Desde que las pastillas dejaron de hacerme efecto, combato los ataques de ansiedad acariciándome el ombligo. Sumerjo mi mano derecha (la del cambio de marchas) bajo la camisa y recorro con el dedo índice sus complejos pliegues hasta que consigo calmarme. No sé… a mí me funciona.
El caso es que el otro día, circulando ocupado por una calle Serrano colapsada por las obras, entre el traqueteo de las máquinas, el atasco y el sopor de aquella usuaria verborréica, me subió el nivel de ansiedad hasta límites estratosféricos. Así que, con disimulo, metí mi mano bajo la camisa y comencé a acariciarme el ombligo con el dedo índice.

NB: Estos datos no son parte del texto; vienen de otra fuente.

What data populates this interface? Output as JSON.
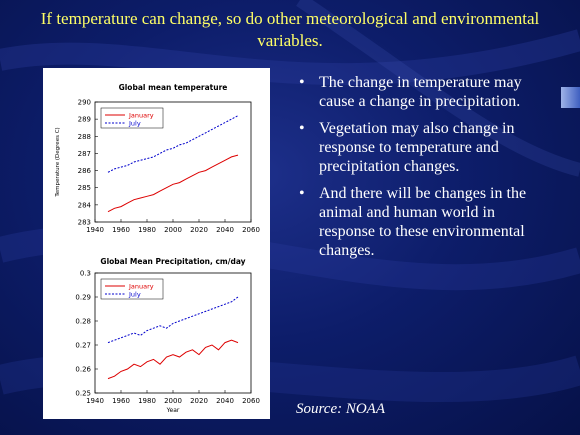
{
  "slide": {
    "title": "If temperature can change, so do other meteorological and environmental variables.",
    "bullets": [
      "The change in temperature may cause a change in precipitation.",
      "Vegetation may also change in response to temperature and precipitation changes.",
      "And there will be changes in the animal and human world in response to these environmental changes."
    ],
    "source": "Source: NOAA",
    "colors": {
      "title": "#ffff66",
      "background": "#0d1d6a",
      "text": "#ffffff"
    }
  },
  "chart_data": [
    {
      "type": "line",
      "title": "Global mean temperature",
      "ylabel": "Temperature (Degrees C)",
      "xlabel": "",
      "xlim": [
        1940,
        2060
      ],
      "ylim": [
        283,
        290
      ],
      "xticks": [
        1940,
        1960,
        1980,
        2000,
        2020,
        2040,
        2060
      ],
      "yticks": [
        283,
        284,
        285,
        286,
        287,
        288,
        289,
        290
      ],
      "legend_position": "top-left",
      "x": [
        1950,
        1955,
        1960,
        1965,
        1970,
        1975,
        1980,
        1985,
        1990,
        1995,
        2000,
        2005,
        2010,
        2015,
        2020,
        2025,
        2030,
        2035,
        2040,
        2045,
        2050
      ],
      "series": [
        {
          "name": "January",
          "color": "#dd0000",
          "style": "solid",
          "values": [
            283.6,
            283.8,
            283.9,
            284.1,
            284.3,
            284.4,
            284.5,
            284.6,
            284.8,
            285.0,
            285.2,
            285.3,
            285.5,
            285.7,
            285.9,
            286.0,
            286.2,
            286.4,
            286.6,
            286.8,
            286.9
          ]
        },
        {
          "name": "July",
          "color": "#0000cc",
          "style": "dashed",
          "values": [
            285.9,
            286.1,
            286.2,
            286.3,
            286.5,
            286.6,
            286.7,
            286.8,
            287.0,
            287.2,
            287.3,
            287.5,
            287.6,
            287.8,
            288.0,
            288.2,
            288.4,
            288.6,
            288.8,
            289.0,
            289.2
          ]
        }
      ]
    },
    {
      "type": "line",
      "title": "Global Mean Precipitation, cm/day",
      "ylabel": "",
      "xlabel": "Year",
      "xlim": [
        1940,
        2060
      ],
      "ylim": [
        0.25,
        0.3
      ],
      "xticks": [
        1940,
        1960,
        1980,
        2000,
        2020,
        2040,
        2060
      ],
      "yticks": [
        0.25,
        0.26,
        0.27,
        0.28,
        0.29,
        0.3
      ],
      "legend_position": "top-left",
      "x": [
        1950,
        1955,
        1960,
        1965,
        1970,
        1975,
        1980,
        1985,
        1990,
        1995,
        2000,
        2005,
        2010,
        2015,
        2020,
        2025,
        2030,
        2035,
        2040,
        2045,
        2050
      ],
      "series": [
        {
          "name": "January",
          "color": "#dd0000",
          "style": "solid",
          "values": [
            0.256,
            0.257,
            0.259,
            0.26,
            0.262,
            0.261,
            0.263,
            0.264,
            0.262,
            0.265,
            0.266,
            0.265,
            0.267,
            0.268,
            0.266,
            0.269,
            0.27,
            0.268,
            0.271,
            0.272,
            0.271
          ]
        },
        {
          "name": "July",
          "color": "#0000cc",
          "style": "dashed",
          "values": [
            0.271,
            0.272,
            0.273,
            0.274,
            0.275,
            0.274,
            0.276,
            0.277,
            0.278,
            0.277,
            0.279,
            0.28,
            0.281,
            0.282,
            0.283,
            0.284,
            0.285,
            0.286,
            0.287,
            0.288,
            0.29
          ]
        }
      ]
    }
  ]
}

Entonces sucedió algo inesperado. El movimiento circular de mi dedo alrededor del ombligo comenzó a crear holgura y se fue abriendo más y más (como si la piel de mi vientre fuera de arcilla fresca, o de chocolate espeso), hasta formarse un agujero en mi propia piel de dimensiones considerables.

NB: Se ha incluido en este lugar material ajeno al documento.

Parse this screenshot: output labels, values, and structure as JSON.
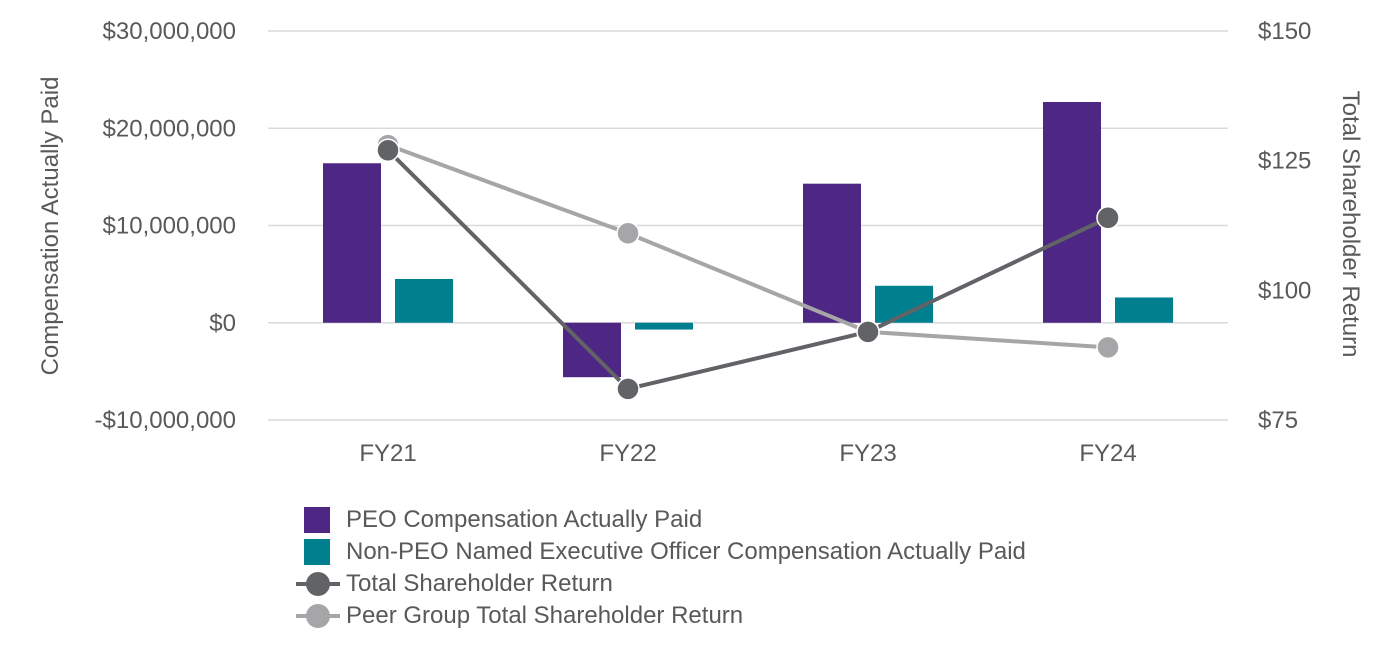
{
  "chart_data": {
    "type": "bar+line",
    "categories": [
      "FY21",
      "FY22",
      "FY23",
      "FY24"
    ],
    "left_axis": {
      "title": "Compensation Actually Paid",
      "range": [
        -10000000,
        30000000
      ],
      "ticks": [
        -10000000,
        0,
        10000000,
        20000000,
        30000000
      ],
      "tick_labels": [
        "-$10,000,000",
        "$0",
        "$10,000,000",
        "$20,000,000",
        "$30,000,000"
      ]
    },
    "right_axis": {
      "title": "Total Shareholder Return",
      "range": [
        75,
        150
      ],
      "ticks": [
        75,
        100,
        125,
        150
      ],
      "tick_labels": [
        "$75",
        "$100",
        "$125",
        "$150"
      ]
    },
    "grid": true,
    "legend_position": "bottom",
    "series": [
      {
        "name": "PEO Compensation Actually Paid",
        "type": "bar",
        "axis": "left",
        "color": "#4e2683",
        "values": [
          16400000,
          -5600000,
          14300000,
          22700000
        ]
      },
      {
        "name": "Non-PEO Named Executive Officer Compensation Actually Paid",
        "type": "bar",
        "axis": "left",
        "color": "#00808f",
        "values": [
          4500000,
          -700000,
          3800000,
          2600000
        ]
      },
      {
        "name": "Total Shareholder Return",
        "type": "line",
        "axis": "right",
        "color": "#616366",
        "values": [
          127,
          81,
          92,
          114
        ]
      },
      {
        "name": "Peer Group Total Shareholder Return",
        "type": "line",
        "axis": "right",
        "color": "#a6a6a9",
        "values": [
          128,
          111,
          92,
          89
        ]
      }
    ]
  }
}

Pero ahí no quedó la cosa. De repente, el agujero que yo mismo había creado sin querer comenzó a absorberlo todo, como si de una aspiradora corporal se tratara: Primero absorbió mi propia camisa arrancándola con furia de mi cuerpo. Después, el volante y luego el resto del salpicadero de mi taxi.
La usuaria, absorta por lo que estaba sucediendo, asomó la cabeza a la altura de mi vientre para verlo mejor y entonces ¡sssslup!, también fue absorbida (y con ella, la tapicería, el habitáculo y el resto del taxi).

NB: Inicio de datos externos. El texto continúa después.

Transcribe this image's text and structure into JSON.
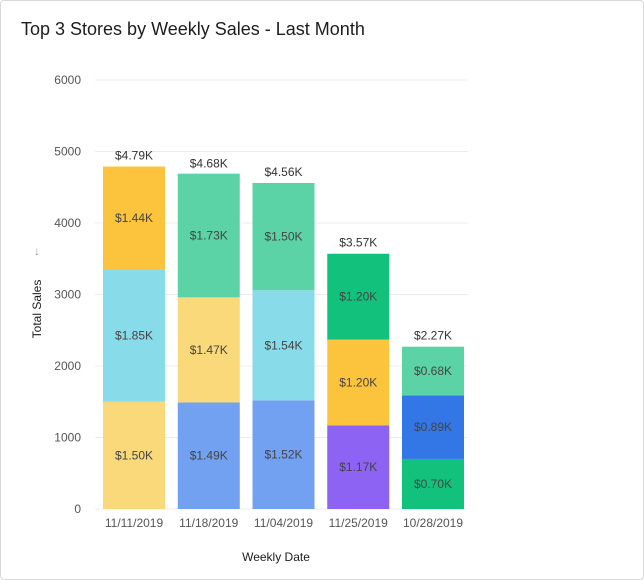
{
  "title": "Top 3 Stores by Weekly Sales - Last Month",
  "icons": {
    "sort": "arrow-down-icon"
  },
  "chart_data": {
    "type": "bar",
    "stacked": true,
    "xlabel": "Weekly Date",
    "ylabel": "Total Sales",
    "ylim": [
      0,
      6000
    ],
    "yticks": [
      0,
      1000,
      2000,
      3000,
      4000,
      5000,
      6000
    ],
    "grid": true,
    "legend": "none",
    "categories": [
      "11/11/2019",
      "11/18/2019",
      "11/04/2019",
      "11/25/2019",
      "10/28/2019"
    ],
    "bars": [
      {
        "total": 4790,
        "total_label": "$4.79K",
        "segments": [
          {
            "value": 1500,
            "label": "$1.50K",
            "color": "#fad97a"
          },
          {
            "value": 1850,
            "label": "$1.85K",
            "color": "#88dcea"
          },
          {
            "value": 1440,
            "label": "$1.44K",
            "color": "#fcc43d"
          }
        ]
      },
      {
        "total": 4680,
        "total_label": "$4.68K",
        "segments": [
          {
            "value": 1490,
            "label": "$1.49K",
            "color": "#72a1f2"
          },
          {
            "value": 1470,
            "label": "$1.47K",
            "color": "#fad97a"
          },
          {
            "value": 1730,
            "label": "$1.73K",
            "color": "#5bd3a6"
          }
        ]
      },
      {
        "total": 4560,
        "total_label": "$4.56K",
        "segments": [
          {
            "value": 1520,
            "label": "$1.52K",
            "color": "#72a1f2"
          },
          {
            "value": 1540,
            "label": "$1.54K",
            "color": "#88dcea"
          },
          {
            "value": 1500,
            "label": "$1.50K",
            "color": "#5bd3a6"
          }
        ]
      },
      {
        "total": 3570,
        "total_label": "$3.57K",
        "segments": [
          {
            "value": 1170,
            "label": "$1.17K",
            "color": "#8c63f2"
          },
          {
            "value": 1200,
            "label": "$1.20K",
            "color": "#fcc43d"
          },
          {
            "value": 1200,
            "label": "$1.20K",
            "color": "#12c17b"
          }
        ]
      },
      {
        "total": 2270,
        "total_label": "$2.27K",
        "segments": [
          {
            "value": 700,
            "label": "$0.70K",
            "color": "#12c17b"
          },
          {
            "value": 890,
            "label": "$0.89K",
            "color": "#3377e6"
          },
          {
            "value": 680,
            "label": "$0.68K",
            "color": "#5bd3a6"
          }
        ]
      }
    ]
  }
}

Y así me quedé: sentado y sin taxi, culetazo mediante, en plena calle Serrano, semidesnudo y con un agujero a la altura del ombligo que no paraba de absorberlo todo.
Me levanté y a medida que giraba el cuerpo, como digo, mi ombligo continuaba absorbiendo todo cuanto se cruzara en mi camino. Desde coches, hasta farolas, aceras y árboles, así como un par de Agentes de Movilidad asidos a un semáforo que tampoco pudieron resistirse a la fuerza de succión de mi ombligo. Con estos últimos, de hecho, comencé a sentir un extraño ardor de estómago que apacigüé enseguida absorbiendo también una boca de riego y un camión cisterna que, para mi fortuna, pasaba por ahí.
Y cuando ya creía desaparecida la calle Serrano, mi ombligo continuó succionando el resto de los edificios, los coches, los viandantes y el asfalto de toda la ciudad. Y con ello, el agua del río Manzanares (con sus peces radiactivos) y con él, el agua del resto de los ríos de España. Así, Madrid desapareció antes de que nadie pudiera hacer nada (ni siquiera yo mismo), y sin embargo mi ombligo parecía no saciarse nunca, absorbiendo después el resto de las ciudades de España, y luego Europa entera, y los mares, y los océanos, hasta acabar absorbiendo el mundo entero.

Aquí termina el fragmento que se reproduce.